Macurdy folded thick arms across his chest. "I'm Macurdy, the Lion of Farside," he announced in their own dialect. "I've come back. Take me to the headman."
It was actually Arbel whom Macurdy wanted to see, but it was politic to visit the headman first. His march to the village was unlike that first one. The corporal in charge walked beside him. It was clear from the man's aura that he was awed. The others followed, equally impressed. No one jabbed him from behind with their spear, harassing him, making blood run down the back of his legs. It was obvious his reputation still lived, perhaps exaggerated even more than before.
He'd half expected there'd be no warriors waiting to see what or who came through. If anything did. With the old conjure woman a dozen years gone, there'd be no sacrificial gifts put out, and perhaps no reckless rural adolescents, waiting on a dare for "the spirit to come a-hootin'." As for the Sisterhood-he had no idea whether they still used the gate.
The district headman's residence seemed unchanged, but the old headman had died. His replacement had been a soldier in what was now being called Quaie's War. "I saw you on the march," the man told him, "and at the Battle of Ternass. And when you came back to Wolf Springs afterward. You have the long youth." Then he offered Macurdy the hospitality of his home, and his choice of slave girls.
Macurdy answered that he'd come to Oz for a purpose.

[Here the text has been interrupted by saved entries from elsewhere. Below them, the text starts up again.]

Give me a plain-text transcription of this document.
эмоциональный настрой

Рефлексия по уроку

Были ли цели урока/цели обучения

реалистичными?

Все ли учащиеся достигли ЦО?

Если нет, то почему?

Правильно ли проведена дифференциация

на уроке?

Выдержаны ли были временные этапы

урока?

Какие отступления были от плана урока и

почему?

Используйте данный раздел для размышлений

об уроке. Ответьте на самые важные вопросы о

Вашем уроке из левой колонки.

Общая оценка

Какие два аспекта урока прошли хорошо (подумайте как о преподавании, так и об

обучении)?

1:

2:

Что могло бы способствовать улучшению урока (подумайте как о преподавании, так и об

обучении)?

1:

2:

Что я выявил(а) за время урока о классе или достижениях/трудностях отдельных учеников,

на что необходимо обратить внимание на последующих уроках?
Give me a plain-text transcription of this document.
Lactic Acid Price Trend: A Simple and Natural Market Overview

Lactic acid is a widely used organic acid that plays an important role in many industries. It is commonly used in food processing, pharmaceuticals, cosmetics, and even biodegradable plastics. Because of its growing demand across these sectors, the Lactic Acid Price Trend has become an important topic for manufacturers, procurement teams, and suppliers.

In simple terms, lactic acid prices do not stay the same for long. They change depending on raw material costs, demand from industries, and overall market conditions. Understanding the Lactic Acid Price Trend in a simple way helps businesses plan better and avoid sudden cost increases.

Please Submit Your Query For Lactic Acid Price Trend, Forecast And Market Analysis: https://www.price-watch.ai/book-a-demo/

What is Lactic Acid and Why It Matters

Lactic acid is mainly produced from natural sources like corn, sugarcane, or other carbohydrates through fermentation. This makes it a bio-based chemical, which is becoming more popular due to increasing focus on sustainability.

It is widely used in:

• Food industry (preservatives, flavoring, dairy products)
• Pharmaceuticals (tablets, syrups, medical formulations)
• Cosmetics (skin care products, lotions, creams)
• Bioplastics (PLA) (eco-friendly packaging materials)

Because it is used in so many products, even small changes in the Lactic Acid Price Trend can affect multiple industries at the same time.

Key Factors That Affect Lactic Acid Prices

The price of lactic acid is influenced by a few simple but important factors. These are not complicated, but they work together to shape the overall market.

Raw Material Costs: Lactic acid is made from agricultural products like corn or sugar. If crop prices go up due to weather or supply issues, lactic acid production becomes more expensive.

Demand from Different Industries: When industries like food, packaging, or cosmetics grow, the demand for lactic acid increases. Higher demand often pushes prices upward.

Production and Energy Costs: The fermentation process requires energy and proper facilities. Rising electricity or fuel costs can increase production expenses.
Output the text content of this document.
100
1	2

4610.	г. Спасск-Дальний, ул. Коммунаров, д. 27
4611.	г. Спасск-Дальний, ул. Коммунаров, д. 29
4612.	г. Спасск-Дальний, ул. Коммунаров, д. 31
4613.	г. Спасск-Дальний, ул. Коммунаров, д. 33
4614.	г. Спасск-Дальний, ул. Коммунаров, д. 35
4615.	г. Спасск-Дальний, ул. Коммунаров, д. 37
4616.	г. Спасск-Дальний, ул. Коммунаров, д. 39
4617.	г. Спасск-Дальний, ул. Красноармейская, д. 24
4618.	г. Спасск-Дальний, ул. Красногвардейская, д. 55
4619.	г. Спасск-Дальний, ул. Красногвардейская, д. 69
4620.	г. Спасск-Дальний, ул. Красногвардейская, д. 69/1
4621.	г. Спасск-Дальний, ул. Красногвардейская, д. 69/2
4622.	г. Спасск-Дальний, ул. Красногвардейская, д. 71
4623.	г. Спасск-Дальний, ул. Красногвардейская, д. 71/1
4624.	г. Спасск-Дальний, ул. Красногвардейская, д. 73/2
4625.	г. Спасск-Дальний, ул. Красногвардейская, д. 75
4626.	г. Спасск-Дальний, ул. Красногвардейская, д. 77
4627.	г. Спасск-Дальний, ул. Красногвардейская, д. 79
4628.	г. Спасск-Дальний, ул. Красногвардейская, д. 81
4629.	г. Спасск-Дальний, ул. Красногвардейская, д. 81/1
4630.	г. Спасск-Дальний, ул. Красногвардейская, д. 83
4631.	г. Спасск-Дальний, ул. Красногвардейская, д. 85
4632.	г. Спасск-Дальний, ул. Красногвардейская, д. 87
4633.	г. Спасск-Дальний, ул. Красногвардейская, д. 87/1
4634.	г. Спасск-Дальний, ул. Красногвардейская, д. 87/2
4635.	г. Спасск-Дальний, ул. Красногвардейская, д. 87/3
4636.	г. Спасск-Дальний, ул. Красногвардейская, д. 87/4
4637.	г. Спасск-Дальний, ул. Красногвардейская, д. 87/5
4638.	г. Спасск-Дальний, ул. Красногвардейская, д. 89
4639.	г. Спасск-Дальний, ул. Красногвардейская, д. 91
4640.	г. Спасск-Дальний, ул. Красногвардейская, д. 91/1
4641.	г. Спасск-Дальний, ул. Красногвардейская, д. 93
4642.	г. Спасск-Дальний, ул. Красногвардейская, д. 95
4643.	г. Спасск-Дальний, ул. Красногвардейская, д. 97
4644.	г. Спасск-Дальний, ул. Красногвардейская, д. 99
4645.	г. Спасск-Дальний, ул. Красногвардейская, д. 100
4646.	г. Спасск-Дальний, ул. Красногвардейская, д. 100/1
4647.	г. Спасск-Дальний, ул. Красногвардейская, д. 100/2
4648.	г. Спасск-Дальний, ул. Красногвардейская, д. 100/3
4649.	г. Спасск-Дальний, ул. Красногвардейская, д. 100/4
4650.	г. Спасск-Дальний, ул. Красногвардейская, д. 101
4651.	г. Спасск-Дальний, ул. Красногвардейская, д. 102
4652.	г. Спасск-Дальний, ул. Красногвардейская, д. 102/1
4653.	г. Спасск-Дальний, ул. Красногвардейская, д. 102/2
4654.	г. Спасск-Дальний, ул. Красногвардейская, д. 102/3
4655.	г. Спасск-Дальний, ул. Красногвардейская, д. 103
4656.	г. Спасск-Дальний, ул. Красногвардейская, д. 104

He'd soon be leaving for the east, and wanted to consult with Arbel, his old mentor.
The headman was relieved. How do you entertain a legend? It was easier to have them go away, and tell stories about them afterward.
Macurdy had arrived with no actual plan, only a few intentions and hopes. When he'd left seventeen years earlier, he'd intended to return someday-an intention forgotten, once he'd met Mary. Vulkan had said he'd know when Macurdy came back; that they had things to do together. Meanwhile Macurdy felt no urgency. Who knew how far Vulkan would have to come. Or whether, after so long, other things had come up.
Once Macurdy had finished his courtesy call on the headman, he walked to Arbel's house. It looked as he remembered it, except the whitewash was fresher. It was long and linear, its walls a kind of stucco-four large rooms plus storage rooms, with a full-length loft. Moss and grass grew on its steep roof. There were windows in every room, with translucent membrane-the abdominal lining of cattle-stretched across them in lieu of glass, to let in light. In summer, fine-meshed fabric would replace the membranes, admitting breezes but not mosquitoes. When storm threatened, the shutters would be closed. Just now, smoke rose sluggishly from two of the four chimneys, then settled and flowed down the roof.
Macurdy knocked, and a young man opened the door, frowning uncertainly at the formidable figure in peculiar clothes. "Who are you," he asked, "and what do you want?"
"I'm Macurdy. I've come to see my old teacher."
The young man's jaw fell, and for a moment he simply stared. "Macurdy? Just a minute! I'll tell my master!" Then turning, he hurried out of sight, leaving Macurdy smiling on the stoop.
Within a minute, Arbel himself was there. At sight of Macurdy, he grinned broadly, a facial expression he seldom indulged in. "Macurdy!" he said, stepping aside. "Come in! Come in!" Macurdy entered, and Arbel closed the door behind him. "I dreamed of you last night," the old man told him, "but it did not feel prophetic."
He ushered him through one room and into another that served as workshop and storeroom. A young woman was there, pestling dried herbs, and looked up as they entered. "Do you know who this is?" Arbel asked Macurdy.